The Eagle
GRADE: C-
If you like your sand-and-sandal flicks to feature blind nationalism and jingoistic proclamations of honor and loyalty, then the new Roman-era bore from Kevin MacDonald (The Last King of Scotland) is right up your alley. The Eagle is filled with just enough wartime propaganda and chest-thumping battle cries to set a neocon's heart a-flutter.
Am I reading too much into this old-fashioned, middlebrow actioner? After all, it stars blandly handsome Channing Tatum (think Josh Hartnett without the acting chops) as the stoically earnest Marcus Aquila, a macho yet modest centurion who only seeks to restore honor to his family's name. See, 20 years earlier, Marcus' father led Rome's Ninth Legion into Scotland and mysteriously disappeared ... along with the golden eagle that symbolized Rome. Now, assisted by his barbarian slave Esca (Jamie Bell), Marcus crosses Hadrian's Wall into the highlands of Caledonia to retrieve the legion's lost emblem. Needless to say, many a Pictish savage is killed in his quest.

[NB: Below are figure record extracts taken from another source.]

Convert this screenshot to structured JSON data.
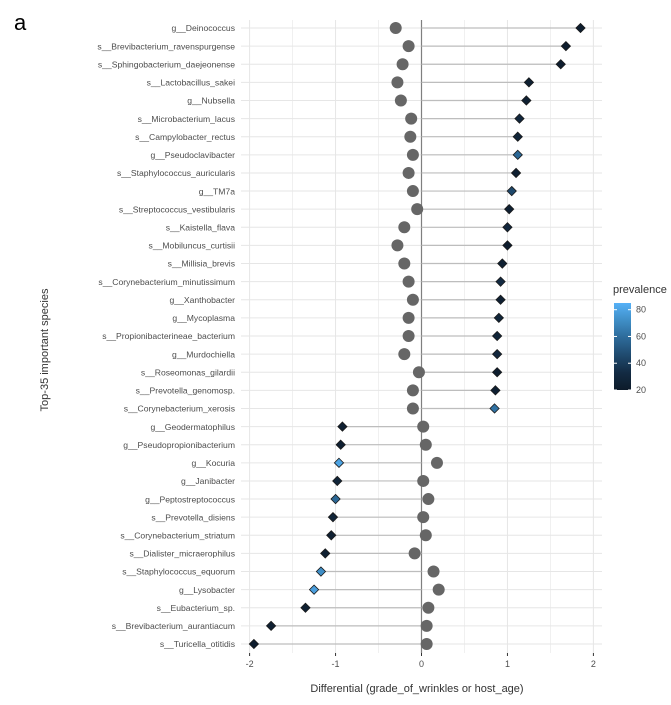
{
  "panel_label": "a",
  "chart_data": {
    "type": "dot",
    "xlabel": "Differential (grade_of_wrinkles or host_age)",
    "ylabel": "Top-35 important species",
    "xlim": [
      -2.1,
      2.1
    ],
    "x_ticks": [
      -2,
      -1,
      0,
      1,
      2
    ],
    "grid": true,
    "legend": {
      "title": "prevalence",
      "placement": "right",
      "ticks": [
        20,
        40,
        60,
        80
      ],
      "range": [
        20,
        85
      ],
      "colors": [
        "#0d1b2a",
        "#132b43",
        "#1f4a6e",
        "#2d6a99",
        "#3f8ec6",
        "#56b1f7"
      ]
    },
    "colors": {
      "background_point": "#666666",
      "grid": "#e6e6e6",
      "axis_zero": "#7f7f7f",
      "segment": "#bdbdbd",
      "diamond_outline": "#1a1a1a"
    },
    "species": [
      {
        "name": "g__Deinococcus",
        "value": 1.85,
        "prevalence": 22,
        "background": -0.3
      },
      {
        "name": "s__Brevibacterium_ravenspurgense",
        "value": 1.68,
        "prevalence": 22,
        "background": -0.15
      },
      {
        "name": "s__Sphingobacterium_daejeonense",
        "value": 1.62,
        "prevalence": 22,
        "background": -0.22
      },
      {
        "name": "s__Lactobacillus_sakei",
        "value": 1.25,
        "prevalence": 24,
        "background": -0.28
      },
      {
        "name": "g__Nubsella",
        "value": 1.22,
        "prevalence": 24,
        "background": -0.24
      },
      {
        "name": "s__Microbacterium_lacus",
        "value": 1.14,
        "prevalence": 30,
        "background": -0.12
      },
      {
        "name": "s__Campylobacter_rectus",
        "value": 1.12,
        "prevalence": 28,
        "background": -0.13
      },
      {
        "name": "g__Pseudoclavibacter",
        "value": 1.12,
        "prevalence": 58,
        "background": -0.1
      },
      {
        "name": "s__Staphylococcus_auricularis",
        "value": 1.1,
        "prevalence": 24,
        "background": -0.15
      },
      {
        "name": "g__TM7a",
        "value": 1.05,
        "prevalence": 45,
        "background": -0.1
      },
      {
        "name": "s__Streptococcus_vestibularis",
        "value": 1.02,
        "prevalence": 24,
        "background": -0.05
      },
      {
        "name": "s__Kaistella_flava",
        "value": 1.0,
        "prevalence": 30,
        "background": -0.2
      },
      {
        "name": "s__Mobiluncus_curtisii",
        "value": 1.0,
        "prevalence": 22,
        "background": -0.28
      },
      {
        "name": "s__Millisia_brevis",
        "value": 0.94,
        "prevalence": 24,
        "background": -0.2
      },
      {
        "name": "s__Corynebacterium_minutissimum",
        "value": 0.92,
        "prevalence": 32,
        "background": -0.15
      },
      {
        "name": "g__Xanthobacter",
        "value": 0.92,
        "prevalence": 24,
        "background": -0.1
      },
      {
        "name": "g__Mycoplasma",
        "value": 0.9,
        "prevalence": 28,
        "background": -0.15
      },
      {
        "name": "s__Propionibacterineae_bacterium",
        "value": 0.88,
        "prevalence": 28,
        "background": -0.15
      },
      {
        "name": "g__Murdochiella",
        "value": 0.88,
        "prevalence": 30,
        "background": -0.2
      },
      {
        "name": "s__Roseomonas_gilardii",
        "value": 0.88,
        "prevalence": 22,
        "background": -0.03
      },
      {
        "name": "s__Prevotella_genomosp.",
        "value": 0.86,
        "prevalence": 24,
        "background": -0.1
      },
      {
        "name": "s__Corynebacterium_xerosis",
        "value": 0.85,
        "prevalence": 62,
        "background": -0.1
      },
      {
        "name": "g__Geodermatophilus",
        "value": -0.92,
        "prevalence": 24,
        "background": 0.02
      },
      {
        "name": "g__Pseudopropionibacterium",
        "value": -0.94,
        "prevalence": 24,
        "background": 0.05
      },
      {
        "name": "g__Kocuria",
        "value": -0.96,
        "prevalence": 80,
        "background": 0.18
      },
      {
        "name": "g__Janibacter",
        "value": -0.98,
        "prevalence": 28,
        "background": 0.02
      },
      {
        "name": "g__Peptostreptococcus",
        "value": -1.0,
        "prevalence": 58,
        "background": 0.08
      },
      {
        "name": "s__Prevotella_disiens",
        "value": -1.03,
        "prevalence": 28,
        "background": 0.02
      },
      {
        "name": "s__Corynebacterium_striatum",
        "value": -1.05,
        "prevalence": 24,
        "background": 0.05
      },
      {
        "name": "s__Dialister_micraerophilus",
        "value": -1.12,
        "prevalence": 24,
        "background": -0.08
      },
      {
        "name": "s__Staphylococcus_equorum",
        "value": -1.17,
        "prevalence": 72,
        "background": 0.14
      },
      {
        "name": "g__Lysobacter",
        "value": -1.25,
        "prevalence": 78,
        "background": 0.2
      },
      {
        "name": "s__Eubacterium_sp.",
        "value": -1.35,
        "prevalence": 24,
        "background": 0.08
      },
      {
        "name": "s__Brevibacterium_aurantiacum",
        "value": -1.75,
        "prevalence": 24,
        "background": 0.06
      },
      {
        "name": "s__Turicella_otitidis",
        "value": -1.95,
        "prevalence": 22,
        "background": 0.06
      }
    ]
  }
}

To put this movie in perspective, a modern update would cheer the efforts of an American Marine as he mowed down Afghans in order to retrieve a nicely embroidered U.S. flag. Those who see our nation's mission in the Middle East as sacrosanct will probably revel in The Eagle's dull-minded, imperialist sensibilities, equating the conquest of savages as an act of patriotic righteousness.
But even getting off my political high horse, this poor man's attempt to evoke Braveheart or Gladiator mostly underwhelms. After a well-staged opening battle, The Eagle quickly loses steam as Marcus recovers from his wounds and Donald Sutherland collects a paycheck for embarrassing himself in a toga. A whole lot of traveling fills the film's middle, and because Tatum's so limited an actor, Bell becomes the focus as his slave character, Esca, is torn between turning on the master he resents and assisting the Roman he respects. The young actor is almost good enough to make you care. The final showdown between the brutish Brits and the surviving members of Marcus' father's legion is both rousing and energetic, but comes after a long slog through Jeremy Brock's undramatic screenplay. Though there isn't a single female character in the film, MacDonald isn't clever enough of a director to inject some master-slave homoerotic tension.
There are moments when cinematographer Anthony Dod Mantle's imagery takes your breath away (he frequently works with Danny Boyle), channeling the primordial majesty that John Boorman once created effortlessly, but it's not enough to overcome a tale better told in the first episode of HBO's Rome.